What and why is Shell Script?

A shell is a program that takes your commands from the keyboard and gives them to the operating system. Most Linux systems utilize Bourne Again SHell (bash), but there are several additional shell programs on a typical Linux system such as ksh, tcsh, and zsh. The simplest way to check which shell your machine has is to type any random letters and hit enter. For example, Lonestar in TACC uses bash.

login1$ ffkakldk
-bash: ffkakldk: command not found

Let’s assume that you go to a restaurant. The rule of the restaurant is to order one by one: order a drink and get it, then order an appetizer and get it, then order dishes and so forth. What a stupid ordering system is! To make matters worse, even if you want to order the exact same meal you ate before, you must go through the tedious process again. Shell scripting addresses this problem. A shell script is series of commands written in a plain text file. Instead of entering commands one by one, you can store the sequence of commands to text file and tell the shell to execute this text file. When you want to repeatedly execute the series of command lines for multiple datasets, the shell script can automate your task and save lots of time.

Exercise 1 - Hello world

Below is a simple shell script that takes one argument (the text to print after "Hello") and echos it.

#!/bin/bash
TEXT=$1
: ${TEXT:="Shell World"}
echo "-------------------"
echo "Hello, $TEXT!"
echo "-------------------"

Open your favorite text editor, enter these lines, and save as hello.sh (note the file extension for shell scripts is .sh). Then open a Terminal window and change into the directory where the script was saved. For example:

cd /Desktop

The script can be run, with or without command line arguments, by explicitly invoking bash as follows:

user$ bash hello.sh
-------------------
Hello, Shell World!
-------------------
user$ bash hello.sh Goddess
-------------------
Hello, Goddess!
-------------------

There is a shortcut, though. Since we have the line at the top of this file that names the program that should run it, we should be able to execute the script just by typing in its pathname like this (where ./ means current directory):

user$ ./hello.sh
-bash: ./hello.sh: Permission denied

But there''s a complication. Welcome to the world of Unix permissions! The script file must be marked executable for this to work. To see what the current permissions are:

user$ ls -la hello.sh
-rw-rw-r-- 1 user group 122 May 18 01:16 hello.sh

This says that anyone can read the file, the owner (you) or anyone in your group can modify it (write permission), but no one can execute it.
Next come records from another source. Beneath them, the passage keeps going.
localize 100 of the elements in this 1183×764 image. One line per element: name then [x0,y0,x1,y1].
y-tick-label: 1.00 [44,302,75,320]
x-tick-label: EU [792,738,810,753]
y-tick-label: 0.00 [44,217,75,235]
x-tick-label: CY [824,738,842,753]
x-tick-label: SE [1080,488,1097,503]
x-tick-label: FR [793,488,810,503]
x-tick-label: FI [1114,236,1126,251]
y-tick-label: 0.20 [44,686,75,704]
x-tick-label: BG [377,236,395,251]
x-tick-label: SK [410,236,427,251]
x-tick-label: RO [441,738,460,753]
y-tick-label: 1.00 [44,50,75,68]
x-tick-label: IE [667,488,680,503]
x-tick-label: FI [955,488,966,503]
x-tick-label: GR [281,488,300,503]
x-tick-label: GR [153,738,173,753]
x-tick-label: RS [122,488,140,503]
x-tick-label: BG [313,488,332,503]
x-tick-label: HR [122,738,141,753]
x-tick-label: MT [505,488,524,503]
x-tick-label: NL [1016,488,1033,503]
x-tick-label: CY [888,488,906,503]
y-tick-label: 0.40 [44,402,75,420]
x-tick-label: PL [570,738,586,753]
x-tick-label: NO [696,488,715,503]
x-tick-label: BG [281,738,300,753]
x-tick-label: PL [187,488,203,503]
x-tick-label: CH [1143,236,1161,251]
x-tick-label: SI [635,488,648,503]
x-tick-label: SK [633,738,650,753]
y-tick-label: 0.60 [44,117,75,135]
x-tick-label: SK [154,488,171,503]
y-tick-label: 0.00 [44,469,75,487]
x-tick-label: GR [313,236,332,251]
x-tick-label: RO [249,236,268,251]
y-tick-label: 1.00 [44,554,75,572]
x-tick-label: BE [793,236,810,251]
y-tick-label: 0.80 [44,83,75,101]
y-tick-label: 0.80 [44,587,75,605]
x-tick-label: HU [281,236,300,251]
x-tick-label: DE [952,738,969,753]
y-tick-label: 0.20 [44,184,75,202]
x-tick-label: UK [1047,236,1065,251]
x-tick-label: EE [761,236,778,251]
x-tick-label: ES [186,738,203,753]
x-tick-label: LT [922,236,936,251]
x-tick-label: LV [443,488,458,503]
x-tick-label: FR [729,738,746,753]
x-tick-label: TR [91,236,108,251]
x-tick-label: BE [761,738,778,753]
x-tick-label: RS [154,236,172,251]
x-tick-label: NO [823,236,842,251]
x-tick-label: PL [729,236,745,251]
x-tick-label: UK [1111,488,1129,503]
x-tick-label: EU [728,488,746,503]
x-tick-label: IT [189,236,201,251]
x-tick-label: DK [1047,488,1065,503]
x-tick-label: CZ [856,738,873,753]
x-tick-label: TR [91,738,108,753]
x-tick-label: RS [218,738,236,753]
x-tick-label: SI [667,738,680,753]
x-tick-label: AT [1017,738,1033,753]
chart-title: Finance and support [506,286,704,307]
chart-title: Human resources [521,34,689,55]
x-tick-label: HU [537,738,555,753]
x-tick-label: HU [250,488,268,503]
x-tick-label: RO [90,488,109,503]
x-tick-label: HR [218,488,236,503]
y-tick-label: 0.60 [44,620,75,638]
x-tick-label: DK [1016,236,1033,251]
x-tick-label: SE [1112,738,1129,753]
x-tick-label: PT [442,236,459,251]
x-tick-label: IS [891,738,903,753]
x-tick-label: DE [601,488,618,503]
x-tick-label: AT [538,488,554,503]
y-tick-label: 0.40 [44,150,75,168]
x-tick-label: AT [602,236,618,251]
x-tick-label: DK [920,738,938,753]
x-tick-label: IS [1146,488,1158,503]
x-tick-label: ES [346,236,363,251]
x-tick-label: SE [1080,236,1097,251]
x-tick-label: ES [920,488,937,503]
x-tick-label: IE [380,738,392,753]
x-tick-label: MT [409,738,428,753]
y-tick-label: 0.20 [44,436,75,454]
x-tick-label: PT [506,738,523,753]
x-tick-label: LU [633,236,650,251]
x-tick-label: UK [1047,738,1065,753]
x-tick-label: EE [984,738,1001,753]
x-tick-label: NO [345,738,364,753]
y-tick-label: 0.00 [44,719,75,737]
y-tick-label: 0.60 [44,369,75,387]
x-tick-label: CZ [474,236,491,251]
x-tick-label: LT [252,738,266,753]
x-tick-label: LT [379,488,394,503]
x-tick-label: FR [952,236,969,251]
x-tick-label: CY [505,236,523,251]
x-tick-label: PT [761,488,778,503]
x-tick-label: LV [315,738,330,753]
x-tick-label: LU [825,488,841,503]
We use the chmod program to allow anyone to execute the script:

username$ chmod +r hello.sh
username$ ls -la hello.sh
-rwxrwxr-x 1 user group 122 May 18 01:16 hello.sh

Now hello.sh can be invoked directly:

username$ ./hello.sh "Expert scripter"
-------------------
Hello, Expert scripter!
-------------------

Note that when we supplied the text "Expert scripter", we put it in quotes, which group the two words into one argument to the script. Without the quotes, the word "Expert" would be seen by the script as argument 1 and "scripter" would be seen as argument 2 (which our script ignores).

Exercise 2

You already generated reference file. Now, you want to do the following tasks in order.

  1. Align a fastq file to a reference genome using bwa
  2. Extract alignments from bwa's proprietary binary .sai file to a .sam file
  3. Convert the .sam file into a .bam file using samtools
  4. Count the number of aligned and unaligned reads, and calculate the mapping rate. 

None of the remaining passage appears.